Trener Wojciech Borecki był niezwykle zadowolony z gry swoich podopiecznych: - Nie było wątpliwości, kto był lepszy. Cieszymy się ze zwycięstwa z jednym z faworytów do awansu. Nie było widać różnicy pomiędzy ekipą znajdującą się w czubie tabeli, a zespołem zmagającym się z problemami organizacyjnymi. Wielki "szacun" dla chłopaków za zaangażowanie i profesjonalizm - mówił.
- Potencjał w tej drużynie jest przeogromny. Witold Wawrzyczek w ataku?
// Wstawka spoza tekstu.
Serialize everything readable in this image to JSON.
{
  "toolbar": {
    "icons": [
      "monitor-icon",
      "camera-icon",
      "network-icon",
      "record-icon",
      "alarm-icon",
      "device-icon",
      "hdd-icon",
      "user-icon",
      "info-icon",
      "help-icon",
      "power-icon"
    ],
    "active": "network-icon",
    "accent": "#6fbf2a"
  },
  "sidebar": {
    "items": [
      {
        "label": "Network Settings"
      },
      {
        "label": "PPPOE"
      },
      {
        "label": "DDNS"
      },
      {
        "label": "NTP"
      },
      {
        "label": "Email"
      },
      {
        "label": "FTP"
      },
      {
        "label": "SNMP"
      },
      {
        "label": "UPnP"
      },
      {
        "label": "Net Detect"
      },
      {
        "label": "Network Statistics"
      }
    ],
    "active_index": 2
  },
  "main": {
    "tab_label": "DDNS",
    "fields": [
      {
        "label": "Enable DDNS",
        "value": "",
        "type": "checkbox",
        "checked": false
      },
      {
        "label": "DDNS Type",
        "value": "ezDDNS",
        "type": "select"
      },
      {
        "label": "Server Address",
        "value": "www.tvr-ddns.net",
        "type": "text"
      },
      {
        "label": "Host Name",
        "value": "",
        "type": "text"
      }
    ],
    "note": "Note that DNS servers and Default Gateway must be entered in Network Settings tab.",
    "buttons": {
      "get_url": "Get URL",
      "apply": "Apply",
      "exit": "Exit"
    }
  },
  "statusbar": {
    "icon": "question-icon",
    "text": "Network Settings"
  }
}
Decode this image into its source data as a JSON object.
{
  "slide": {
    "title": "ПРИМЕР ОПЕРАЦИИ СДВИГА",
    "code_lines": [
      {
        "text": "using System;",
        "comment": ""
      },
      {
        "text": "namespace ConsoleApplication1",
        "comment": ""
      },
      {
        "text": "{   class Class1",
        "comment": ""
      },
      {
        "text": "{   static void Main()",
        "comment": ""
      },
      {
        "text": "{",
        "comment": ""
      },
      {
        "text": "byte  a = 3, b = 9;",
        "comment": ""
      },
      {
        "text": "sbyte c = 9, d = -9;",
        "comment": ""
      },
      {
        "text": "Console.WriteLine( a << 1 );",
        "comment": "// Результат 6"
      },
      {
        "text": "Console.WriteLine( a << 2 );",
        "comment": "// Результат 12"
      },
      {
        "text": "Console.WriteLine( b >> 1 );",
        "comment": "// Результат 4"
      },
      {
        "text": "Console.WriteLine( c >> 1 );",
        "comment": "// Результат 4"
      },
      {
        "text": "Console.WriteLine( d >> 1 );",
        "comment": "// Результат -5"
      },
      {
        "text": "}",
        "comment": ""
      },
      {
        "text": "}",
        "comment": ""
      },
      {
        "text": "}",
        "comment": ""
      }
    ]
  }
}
Rzeczywiście, to mój pomysł. Wcześniej próbowałem na tej pozycji sześciu innych zawodników. Ktoś musi umieć tą piłkę zatrzymać i zagrać stojąc tyłem do bramki rywala. Witek świetnie wywiązał się z tej roli i spełnił moje oczekiwania. A sposób, w jaki strzelił gola, to panowie... czapki z głów. Powtórzę, że mało widziałem takich ludzi nawet w ekstraklasie. Wielki "szacun" dla Witka i całej drużyny za to spotkanie - chwalił Borecki.
Trener odniósł się też do niepewnej sytuacji w GKS-ie: -Tymczasem w klubie dzieją się dziwne rzeczy. Sam nie mogę tego wszystkiego zrozumieć. Na dzień przed meczem nagle nie mamy prawa do organizacji imprez masowych. Godzinę przed meczem dowiedziałem się, że kibice nie wejdą na stadion. Z naszej strony pod kątem czysto piłkarskim widać profesjonalizm. Zarówno w szatni, jak i na treningach. Komuś jednak nie zależy, aby w Jastrzębiu była poważna piłka na szczeblu centralnym. Najlepiej by było, gdybyśmy grali gdzieś w okręgówce. Byłby spokój. Jestem zbulwersowany tą sytuacją. Pracuję tu za darmo. Tracimy czas i nerwy, stąd jeszcze raz szacunek dla zawodników - żalił się.
Ta ekipa rządząca na czele z jej prezydentami widocznie nie chce mieć klubu na tym poziomie ligowym albo nie potrafi znależć innego rozwiązania tego problemu.Ciekaw jestem jak to się przełoży przy zbliżających się wyborach? Czy te markety i wreszcie budowa hali wystarczą na ponowny sukces obecnie rządzacych?